To use WebReaper, simply enter a starting URL, and hit the Go button. The program will then download the page at that URL, parsing the HTML as it goes, looking for links to other pages and objects. It will then extract this list of sub-links and download them. This process continues recursively until either no more links fulfil WebReaper's filter criteria or your hard disk becomes full - which ever happens first!
The locally saved files will have their HTML links adjusted so that they can be browsed as if they were being read directly from the internet.
The download is fully configurable - custom hierarchical filters can be constructed from 12 different filter types to allow targetted downloads. Simple filters can be built using the Filter Wizard, or more complex ones can be hand-crafted.
How Did WebReaper Come About?
I wanted to read Internet Web Page content using my laptop on the way to work. Not wanting to run up massive bills using a mobile phone and GSM modem, I decided the best idea was to download a few entire websites 'en masse' and then use IE4's Offline Mode to view them.

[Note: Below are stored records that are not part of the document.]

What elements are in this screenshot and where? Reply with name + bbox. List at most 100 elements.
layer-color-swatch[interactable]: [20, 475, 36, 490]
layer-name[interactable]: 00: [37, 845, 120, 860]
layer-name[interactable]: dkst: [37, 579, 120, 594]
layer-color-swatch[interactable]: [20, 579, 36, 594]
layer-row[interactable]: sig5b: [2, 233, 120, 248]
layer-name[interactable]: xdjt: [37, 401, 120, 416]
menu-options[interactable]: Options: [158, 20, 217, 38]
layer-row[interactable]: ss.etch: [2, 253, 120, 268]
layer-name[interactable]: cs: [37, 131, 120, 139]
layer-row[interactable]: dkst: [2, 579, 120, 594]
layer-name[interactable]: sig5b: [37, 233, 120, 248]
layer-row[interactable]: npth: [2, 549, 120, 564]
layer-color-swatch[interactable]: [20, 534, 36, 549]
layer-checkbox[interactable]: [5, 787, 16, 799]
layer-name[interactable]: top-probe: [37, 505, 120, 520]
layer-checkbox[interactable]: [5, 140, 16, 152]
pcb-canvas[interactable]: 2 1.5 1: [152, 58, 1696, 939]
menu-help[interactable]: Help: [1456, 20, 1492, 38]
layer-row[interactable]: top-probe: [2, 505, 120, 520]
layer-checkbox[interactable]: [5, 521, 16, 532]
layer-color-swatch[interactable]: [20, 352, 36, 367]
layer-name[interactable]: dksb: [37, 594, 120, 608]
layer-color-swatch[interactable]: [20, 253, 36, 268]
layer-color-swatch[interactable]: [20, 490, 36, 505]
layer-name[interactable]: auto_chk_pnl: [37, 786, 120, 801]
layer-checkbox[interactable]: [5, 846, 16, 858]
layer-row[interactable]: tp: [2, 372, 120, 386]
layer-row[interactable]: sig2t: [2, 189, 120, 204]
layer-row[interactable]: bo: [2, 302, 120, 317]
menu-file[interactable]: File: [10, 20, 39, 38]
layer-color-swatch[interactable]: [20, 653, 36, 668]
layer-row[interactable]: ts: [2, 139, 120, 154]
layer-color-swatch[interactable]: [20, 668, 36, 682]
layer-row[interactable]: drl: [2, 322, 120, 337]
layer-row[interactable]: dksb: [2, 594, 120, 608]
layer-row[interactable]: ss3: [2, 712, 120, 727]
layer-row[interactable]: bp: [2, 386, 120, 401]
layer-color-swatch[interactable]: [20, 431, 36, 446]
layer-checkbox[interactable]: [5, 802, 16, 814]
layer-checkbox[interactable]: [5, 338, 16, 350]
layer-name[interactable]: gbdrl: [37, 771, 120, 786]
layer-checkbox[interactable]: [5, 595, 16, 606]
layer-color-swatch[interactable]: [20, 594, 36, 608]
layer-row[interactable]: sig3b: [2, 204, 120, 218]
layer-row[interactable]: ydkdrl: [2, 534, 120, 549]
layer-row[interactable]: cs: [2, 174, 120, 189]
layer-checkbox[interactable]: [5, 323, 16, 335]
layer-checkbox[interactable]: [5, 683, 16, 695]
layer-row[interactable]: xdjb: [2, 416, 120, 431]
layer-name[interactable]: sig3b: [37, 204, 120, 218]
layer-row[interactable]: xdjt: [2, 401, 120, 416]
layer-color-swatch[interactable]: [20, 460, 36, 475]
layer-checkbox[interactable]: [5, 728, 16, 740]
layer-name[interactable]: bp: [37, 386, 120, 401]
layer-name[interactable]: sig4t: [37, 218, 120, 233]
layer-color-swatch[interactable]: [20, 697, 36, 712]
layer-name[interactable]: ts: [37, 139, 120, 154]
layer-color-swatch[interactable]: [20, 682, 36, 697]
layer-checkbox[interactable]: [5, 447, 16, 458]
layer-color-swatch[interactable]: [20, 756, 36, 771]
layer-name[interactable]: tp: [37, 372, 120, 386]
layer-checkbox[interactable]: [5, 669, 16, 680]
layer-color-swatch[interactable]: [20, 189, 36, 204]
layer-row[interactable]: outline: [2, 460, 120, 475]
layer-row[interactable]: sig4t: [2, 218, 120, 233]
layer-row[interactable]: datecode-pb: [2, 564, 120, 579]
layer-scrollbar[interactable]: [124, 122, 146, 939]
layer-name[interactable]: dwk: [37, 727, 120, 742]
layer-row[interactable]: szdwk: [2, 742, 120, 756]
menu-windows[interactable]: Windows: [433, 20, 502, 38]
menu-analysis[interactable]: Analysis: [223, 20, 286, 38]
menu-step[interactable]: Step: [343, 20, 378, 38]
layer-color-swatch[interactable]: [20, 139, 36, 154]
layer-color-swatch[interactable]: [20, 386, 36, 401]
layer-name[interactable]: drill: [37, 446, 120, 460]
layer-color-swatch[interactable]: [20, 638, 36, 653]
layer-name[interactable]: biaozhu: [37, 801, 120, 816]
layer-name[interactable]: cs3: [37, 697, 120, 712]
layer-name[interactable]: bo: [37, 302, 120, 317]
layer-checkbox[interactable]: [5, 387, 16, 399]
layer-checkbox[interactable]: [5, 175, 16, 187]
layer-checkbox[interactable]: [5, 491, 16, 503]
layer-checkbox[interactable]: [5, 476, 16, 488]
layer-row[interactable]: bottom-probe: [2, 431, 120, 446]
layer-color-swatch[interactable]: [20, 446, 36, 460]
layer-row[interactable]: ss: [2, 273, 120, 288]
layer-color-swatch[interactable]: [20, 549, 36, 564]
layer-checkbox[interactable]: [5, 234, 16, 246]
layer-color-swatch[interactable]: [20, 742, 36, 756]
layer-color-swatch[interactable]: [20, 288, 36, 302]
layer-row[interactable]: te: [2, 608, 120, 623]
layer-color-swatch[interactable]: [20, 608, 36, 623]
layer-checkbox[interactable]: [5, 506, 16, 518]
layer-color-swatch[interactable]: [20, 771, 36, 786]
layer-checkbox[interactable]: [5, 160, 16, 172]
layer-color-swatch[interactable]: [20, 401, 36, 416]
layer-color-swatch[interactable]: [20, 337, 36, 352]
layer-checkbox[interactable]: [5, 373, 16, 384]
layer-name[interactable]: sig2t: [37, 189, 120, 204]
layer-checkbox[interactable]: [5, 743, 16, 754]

Try as I might I could not find a program to download the web pages in batch mode; all of the existing software I could find was either no good, too complicated, shareware (I don't like dialog boxes whinging at me to register) or 30-day trial software. Being a bit tight-fisted, I decided that instead of paying for any software, it would be easier to write my own.
- Multithreaded downloading
- Explorer-style interface
- ShockWave Flash support - downloads/fixes up SWF movies for local browsing
- User-customisable filters - limit by depth, time per object, total time and 'distance' from starting server, and many others.
- Simple-to-use filter wizard - helps you build complex filters quickly and easily.
- Full Drag & Drop support - drag links to/from Internet Explorer/Netscape.
- Save downloaded files using relative paths to recreate websites stored locally with links adjusted to make them fully browsable.
- 'Resume' mode reads files saved locally to avoid reloading unchanged pages
- Proxy & website authentication, allowing websites with passwords or behind firewalls to be reaped.
- 'URL Profiles' allow depth and filter configurations to be saved with associated URLs for easy re-reaping in future.
- Command-Line execution to run as a batch process, using a task scheduler (not provided).
- Works with GetRight® for large file downloads.